With the file browser window we can navigate through the folder structure and files on our computer’s hard disk, modify files, and set the working directory of our current R session. Moreover, it has a pane to show plots generated in R and a pane with help pages and R documentation.

The file browser window in RStudio.

Figure 1.7: The file browser window in RStudio.

1.3 Exercises

1.3.1 Exercise A: Setting up a Working Environment

  1. Open RStudio and get familiar with the file browser pane on the lower right. Navigate to a folder on your hard disk in which you want to work throughout this course (and store all the code you write in this course).

  2. Use the ‘New Folder’-button to create a new folder. Name this new folder r_course.

  3. You should see the new folder listed in the file browser. Click on it to navigate to its contents (so far empty). Now, click on the ‘More’ button and select ‘Set as Working Directory’ in the drop-down menu.

  4. Again, use the ‘New Folder’-button in order to create two new folders called data and code.

  5. Finally, click on the project button in the top-right corner of the RStudio window () and select ‘New Project’ in the drop-down menu. In the pop-up window, select ‘Existing directory,’ browse to and select your r_course folder, then click ‘Create Project.’

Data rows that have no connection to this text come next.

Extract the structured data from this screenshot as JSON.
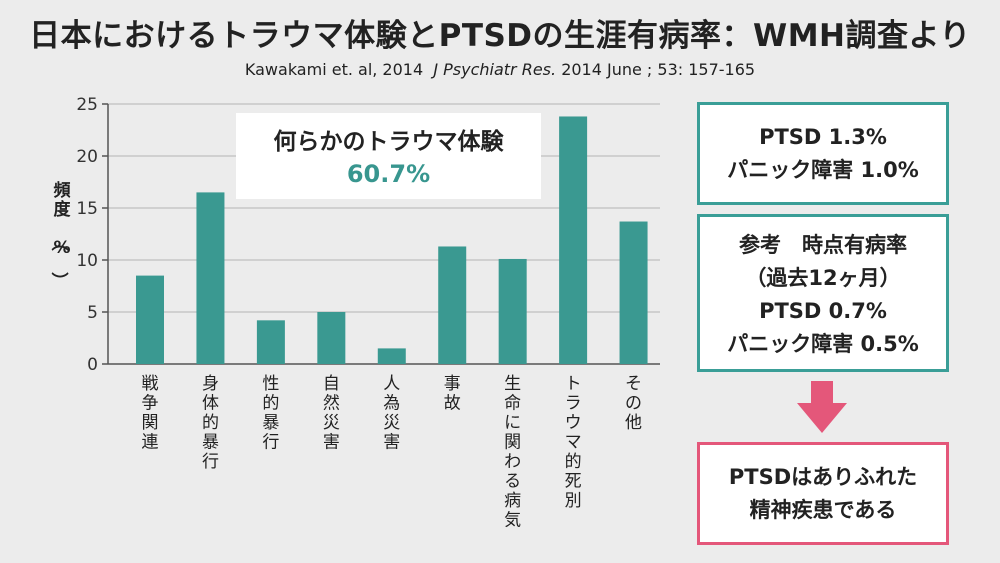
{
  "title": "日本におけるトラウマ体験とPTSDの生涯有病率：WMH調査より",
  "citation": {
    "authors_year": "Kawakami et. al, 2014",
    "journal": "J Psychiatr Res.",
    "details": "2014 June ; 53: 157-165"
  },
  "callout": {
    "label": "何らかのトラウマ体験",
    "value": "60.7%"
  },
  "chart_data": {
    "type": "bar",
    "categories": [
      "戦争関連",
      "身体的暴行",
      "性的暴行",
      "自然災害",
      "人為災害",
      "事故",
      "生命に関わる病気",
      "トラウマ的死別",
      "その他"
    ],
    "values": [
      8.5,
      16.5,
      4.2,
      5.0,
      1.5,
      11.3,
      10.1,
      23.8,
      13.7
    ],
    "ylabel": "頻度（%）",
    "ylim": [
      0,
      25
    ],
    "yticks": [
      0,
      5,
      10,
      15,
      20,
      25
    ],
    "grid": true,
    "bar_color": "#3a9991"
  },
  "box_lifetime": {
    "line1": "PTSD 1.3%",
    "line2": "パニック障害 1.0%"
  },
  "box_point": {
    "line1": "参考　時点有病率",
    "line2": "（過去12ヶ月）",
    "line3": "PTSD 0.7%",
    "line4": "パニック障害 0.5%"
  },
  "conclusion": {
    "line1": "PTSDはありふれた",
    "line2": "精神疾患である"
  },
  "colors": {
    "teal": "#3a9e97",
    "pink": "#e4577a",
    "accent_text": "#38968f"
  }
}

Now you know how to set up a meaningful basic folder structure and working environment for an R project. The next exercise teaches you how to write R scripts in this environment.

1.3.2 Exercise B: R Scripts

  1. Switch to the R console and type the following line of code and hit enter (see example from above).
print("Hello world")

You should see the words "Hello world" printed on screen. This is the usual way of working with R in an interactive session. However, as pointed out above, in most circumstances it makes sense to write the R code to an R script (in order to store and document it) and then execute the code from there.

  1. In the RStudio menu bar select File/New File/R Script to create a new file, shown/opened in the Script pane.

  2. Type print("Hello world") to the first line of the script, and click on ‘Run’ () to execute the code in the console.

  3. Save the file as hello_world.R (File/Save As...) in the sub folder code (created in the previous exercise).

  4. Type the following command into the command line and hit enter:

source("code/hello_world.R")
## [1] "Hello World!"

Now you know how to execute R code directly in the console (interactive session), how to execute lines of code written to an R script, as well as how to execute the entire R script (stored on disk) from the command line.